Repito que habría que hacer un hermoso libro sobre la estancia de Pío VII en Francia, pero éste debería especialmente resaltar y relatar las visitas que el Santo Padre realizaba a las iglesias que mostraban las cicatrices de la devastación que habían sufrido y en las que ahora el Papa celebraba la Misa con el recogimiento angélico que dejaba huella en su noble e impactante figura. Los parisinos, de los que llegó a ser un ídolo, comentaban con su maravilloso genio: “verdaderamente reza como un Papa…”

La permanente negativa del Papa a la voluntad de Napoleón de controlar a la Iglesia francesa provocó la violenta reacción de éste que en 1809 se adueño de los Estados Pontificios y los incorporó al Imperio francés que retuvo en un primer momento al Papa en Savona para finalmente llevarlo prisionero a Fontainebleau donde permaneció cautivo casi cinco años.

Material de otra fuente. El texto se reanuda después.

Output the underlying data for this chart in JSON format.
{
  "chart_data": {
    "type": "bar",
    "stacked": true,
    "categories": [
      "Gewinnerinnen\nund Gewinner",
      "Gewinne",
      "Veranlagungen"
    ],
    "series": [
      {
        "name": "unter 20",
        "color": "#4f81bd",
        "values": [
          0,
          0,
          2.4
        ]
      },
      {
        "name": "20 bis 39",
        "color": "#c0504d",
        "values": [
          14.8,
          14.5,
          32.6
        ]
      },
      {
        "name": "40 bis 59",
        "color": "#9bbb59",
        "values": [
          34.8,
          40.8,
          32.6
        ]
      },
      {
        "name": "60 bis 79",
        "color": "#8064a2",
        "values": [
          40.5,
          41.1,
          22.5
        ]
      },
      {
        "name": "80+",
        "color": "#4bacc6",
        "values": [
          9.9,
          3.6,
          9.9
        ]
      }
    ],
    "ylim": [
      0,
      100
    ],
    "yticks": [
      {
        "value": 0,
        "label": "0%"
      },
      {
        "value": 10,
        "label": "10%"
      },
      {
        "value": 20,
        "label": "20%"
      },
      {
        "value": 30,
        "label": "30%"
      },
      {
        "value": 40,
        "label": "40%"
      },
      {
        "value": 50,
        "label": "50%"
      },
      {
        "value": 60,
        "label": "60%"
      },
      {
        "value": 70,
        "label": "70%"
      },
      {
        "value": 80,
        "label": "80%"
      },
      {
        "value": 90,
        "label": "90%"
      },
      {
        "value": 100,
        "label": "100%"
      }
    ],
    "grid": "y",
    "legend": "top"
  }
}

En marzo de 1814 el Papa fue liberado, poco antes de que tras una serie de estrepitosos fracasos militares entre los que destaca Waterloo, Napoleón se viese obligado a abdicar.

Finalmente Napoleón, en cuyo estandarte se divisaba una orgullosa y desafiante águila con una gran “N” entre sus garras, cayó así antes de lo previsto abdicando incondicionalmente en abril de 1814. Las profecías de San Malaquías designan al Papa Pío VII bajo el epígrafe de “Aquila Rapax”, a lo que muchos interpretan con esa coincidencia, el reflejo de los sufrimientos que la rapacidad de Napoleón causó al Papa y a la Iglesia.

Con Napoleón Bonaparte acabó el Imperio y de esta manera las iglesias respiraron. Sin embargo la plena libertad del catolicismo y la restauración litúrgica no llegaría hasta el regreso de la antigua dinastía y la Restauración monárquica en la persona de Luis XVIII.